Dorian arrived on Canada’s Atlantic coast on Saturday with heavy rain and powerful winds, toppling a construction crane in Halifax and knocking out power for hundreds of thousands of people.
It arrived in eastern Canada a day after wreaking havoc on North Carolina’s Outer Banks.
Residents of Nova Scotia braced for heavy rainfall and potential flooding along the coast, as officials in Halifax urged people to secure heavy objects that might become projectiles.
Businesses were encouraged to close early in Halifax, the provincial capital and home to 400,000 people.
A crane toppled and crashed into the side of a downtown apartment building under construction.
In the city’s south end, a roof was ripped off an apartment complex, and firefighter Jeff Paris said several apartment buildings were being evacuated.

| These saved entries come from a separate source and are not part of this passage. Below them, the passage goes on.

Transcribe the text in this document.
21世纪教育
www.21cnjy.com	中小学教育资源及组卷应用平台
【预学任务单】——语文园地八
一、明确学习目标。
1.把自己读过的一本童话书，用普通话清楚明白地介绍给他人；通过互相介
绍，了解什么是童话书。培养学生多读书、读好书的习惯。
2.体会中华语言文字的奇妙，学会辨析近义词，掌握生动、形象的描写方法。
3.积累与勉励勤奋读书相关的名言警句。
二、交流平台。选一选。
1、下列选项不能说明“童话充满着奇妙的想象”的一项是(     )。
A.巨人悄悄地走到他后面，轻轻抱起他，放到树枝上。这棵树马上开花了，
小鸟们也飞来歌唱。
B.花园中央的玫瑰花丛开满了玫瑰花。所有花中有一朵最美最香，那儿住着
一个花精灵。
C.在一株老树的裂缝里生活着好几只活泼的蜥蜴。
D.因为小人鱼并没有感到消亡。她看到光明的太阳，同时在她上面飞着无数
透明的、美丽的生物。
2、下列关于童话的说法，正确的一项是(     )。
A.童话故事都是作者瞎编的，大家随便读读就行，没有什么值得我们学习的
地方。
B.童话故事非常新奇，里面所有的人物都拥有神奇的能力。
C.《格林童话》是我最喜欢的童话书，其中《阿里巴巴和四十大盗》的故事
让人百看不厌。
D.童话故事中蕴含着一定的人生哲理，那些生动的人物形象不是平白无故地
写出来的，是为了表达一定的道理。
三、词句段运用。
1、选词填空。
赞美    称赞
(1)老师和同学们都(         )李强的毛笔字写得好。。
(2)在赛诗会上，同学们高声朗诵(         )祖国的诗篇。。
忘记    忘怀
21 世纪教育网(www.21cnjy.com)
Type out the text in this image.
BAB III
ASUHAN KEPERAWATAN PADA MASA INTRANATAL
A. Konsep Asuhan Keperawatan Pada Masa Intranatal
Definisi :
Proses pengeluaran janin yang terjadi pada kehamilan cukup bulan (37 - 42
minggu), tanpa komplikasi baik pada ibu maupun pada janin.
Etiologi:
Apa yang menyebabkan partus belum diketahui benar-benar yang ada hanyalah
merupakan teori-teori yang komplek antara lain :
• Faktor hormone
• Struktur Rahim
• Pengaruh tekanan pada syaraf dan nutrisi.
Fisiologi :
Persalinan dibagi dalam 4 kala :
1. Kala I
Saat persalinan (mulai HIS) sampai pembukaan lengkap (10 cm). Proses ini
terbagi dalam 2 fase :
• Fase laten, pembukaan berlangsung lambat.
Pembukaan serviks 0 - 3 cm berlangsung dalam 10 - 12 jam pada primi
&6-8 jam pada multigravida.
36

With the collapsed crane and all the down trees and power lines, it was fortunate there are no significant injuries or deaths, he said.
“The power went out hours ago, but we were well prepared,” said Tim Rissesco, who lives on the east side of Halifax harbor in Dartmouth.
“We’ve got snacks and food and we’re hunkered down in the house playing board games and watching the rain and the wind.”
As Canada prepared for Dorian, floodwaters receded on Saturday from North Carolina’s Outer Banks, leaving behind a muddy trail of destruction.
The storm’s worst damage in the US appeared to be on Ocracoke Island, which even in good weather is accessible only by boat or air and is popular with tourists for its undeveloped beaches.
Longtime residents who waited out the storm described strong but manageable winds followed by a wall of water that flooded the first floors of many homes and forced some to await rescue from their attics.
The storm made landfall on Friday morning over the Outer Banks as a far weaker storm than the monster that devastated the Bahamas .
Yet despite having been downgraded to a Category 1 storm, it still sent seawater surging into homes on Ocracoke, many for the first time in memory.
Meanwhile, more than 1,100 Bahamians arrived in Palm Beach, Florida, after being evacuated by cruise ship from their hurricane-battered islands.
Dorian swept across the Canadian Maritimes and forecasters expected it to pass near or over western Newfoundland on Sunday.
Canadian officials prepared for the possibility of flooding, washouts and storm surges, and public safety minister Ralph Goodale said the military was mobilizing to assist Nova Scotia.
Nova Scotia Power Inc reported more than 300,000 customers were in the dark by 7 pm local time, with power out in parts of Halifax, Prince Edward Island and New Brunswick.
Karen Hutt, the utility’s chief executive, said Dorian is the largest weather event the company had ever responded to, and 1,000 workers were ready to restore power once it was safe.
Hurricanes in Canada are somewhat rare in part because once the storms reach colder Canadian waters, they lose their main source of energy.
Canadian Hurricane Centre meteorologist Ian Hubbard said the last hurricanes to make landfall in Canada were Hurricane Igor and Hurricane Earl in September, 2010.